The "let the market work" argument was laid out in part by George Kaufman in a 1987 working paper for the Federal Reserve Bank of Chicago (hat tip: George Selgin). He writes: "On net, it appears that bank runs do not deserve the bad reputation they have received. They did a dirty job in maintaining market discipline. But someone had to do it!" Kaufman explained, "deposit insurance makes depositors less careful about evaluating and monitoring the financial integrity of their banks....as a result, insured banks are less restrained in increasing their risk exposure." The theory, at least, is that making an example out of a failed bank might encourage innovations in banking robustness. Perhaps it would spawn "narrow banking" along the lines suggested by John Cochrane, in which demand deposits must be backed entirely by short-term Treasuries. Perhaps it might generate a bank with gold-backed deposits, or encourage businesses to store their extra money in gold bars. Maybe depositors would purchase private insurance for the portion of deposits above the federally insured amounts, with premiums varying depending on the strength of the deposit-holding institution. Maybe a competition would emerge among the states to provide deposit insurance above the federal level, with a race-to-the-top among states that provide the safest environment for depositors. Maybe people would pay to subscribe to private services that rate bank safety similar to how Consumer Reports rates automobiles or Zagat's rates restaurants or U.S. News ranks medical schools.

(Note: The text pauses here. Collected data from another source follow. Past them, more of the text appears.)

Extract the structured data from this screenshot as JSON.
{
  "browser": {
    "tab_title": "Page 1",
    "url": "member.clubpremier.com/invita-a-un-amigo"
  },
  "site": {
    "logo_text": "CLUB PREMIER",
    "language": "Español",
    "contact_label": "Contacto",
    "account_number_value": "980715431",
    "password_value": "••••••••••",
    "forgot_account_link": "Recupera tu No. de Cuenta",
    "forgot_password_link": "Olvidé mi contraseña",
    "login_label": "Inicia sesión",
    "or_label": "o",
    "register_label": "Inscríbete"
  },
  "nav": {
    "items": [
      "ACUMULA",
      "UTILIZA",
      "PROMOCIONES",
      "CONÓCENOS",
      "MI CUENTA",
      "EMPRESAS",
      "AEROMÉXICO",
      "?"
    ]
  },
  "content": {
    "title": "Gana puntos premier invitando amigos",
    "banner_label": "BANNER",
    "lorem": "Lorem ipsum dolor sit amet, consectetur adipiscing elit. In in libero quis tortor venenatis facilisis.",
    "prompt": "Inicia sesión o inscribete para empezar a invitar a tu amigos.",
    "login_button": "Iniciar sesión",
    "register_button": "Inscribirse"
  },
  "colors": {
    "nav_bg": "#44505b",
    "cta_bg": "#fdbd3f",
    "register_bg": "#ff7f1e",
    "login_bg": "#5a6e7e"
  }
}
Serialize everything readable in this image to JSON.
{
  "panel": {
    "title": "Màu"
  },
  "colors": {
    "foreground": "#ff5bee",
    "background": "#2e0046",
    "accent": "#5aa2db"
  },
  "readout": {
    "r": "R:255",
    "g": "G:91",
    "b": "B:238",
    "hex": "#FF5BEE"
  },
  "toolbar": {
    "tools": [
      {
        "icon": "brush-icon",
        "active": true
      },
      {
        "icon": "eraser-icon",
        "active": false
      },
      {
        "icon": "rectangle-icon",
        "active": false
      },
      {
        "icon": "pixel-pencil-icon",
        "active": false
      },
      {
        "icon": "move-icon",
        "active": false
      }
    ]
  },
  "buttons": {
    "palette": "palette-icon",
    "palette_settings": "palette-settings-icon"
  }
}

Wherever one comes down on the "rescue" versus "let the market work" debate, one thing seems pretty clear: relying on regulators to monitor and prevent failures is an inadequate solution. The regulators are not perfect. The bankers are not perfect, either, and if they can make money short term by taking more risk, they will. The whole Silicon Valley ecosystem was built on a certain amount of wishful thinking—your money-losing startup was somehow worth a billion dollars?—and a willing suspension of disbelief. Sometimes it worked out surprisingly well—Amazon, Netflix, Tesla, Uber, Airbnb, Paypal—sometimes it didn't: FTX, Theranos. Next week, Silicon Valley VC's will probably be looking at pitch decks from founders with ideas on how to help depositors solve the problem of bank fragility. There are plenty of phonies running around California with startup ideas, and plenty more collecting large management fees from public pension fund investors by allocating money to the startup ideas. But if you had to place bets on who is better situated for success at fixing the uninsured large depositor problem—Congress and quasi-independent regulators, or the Silicon Valley tech bros, with all their problems—maybe you'd bet on the tech bros?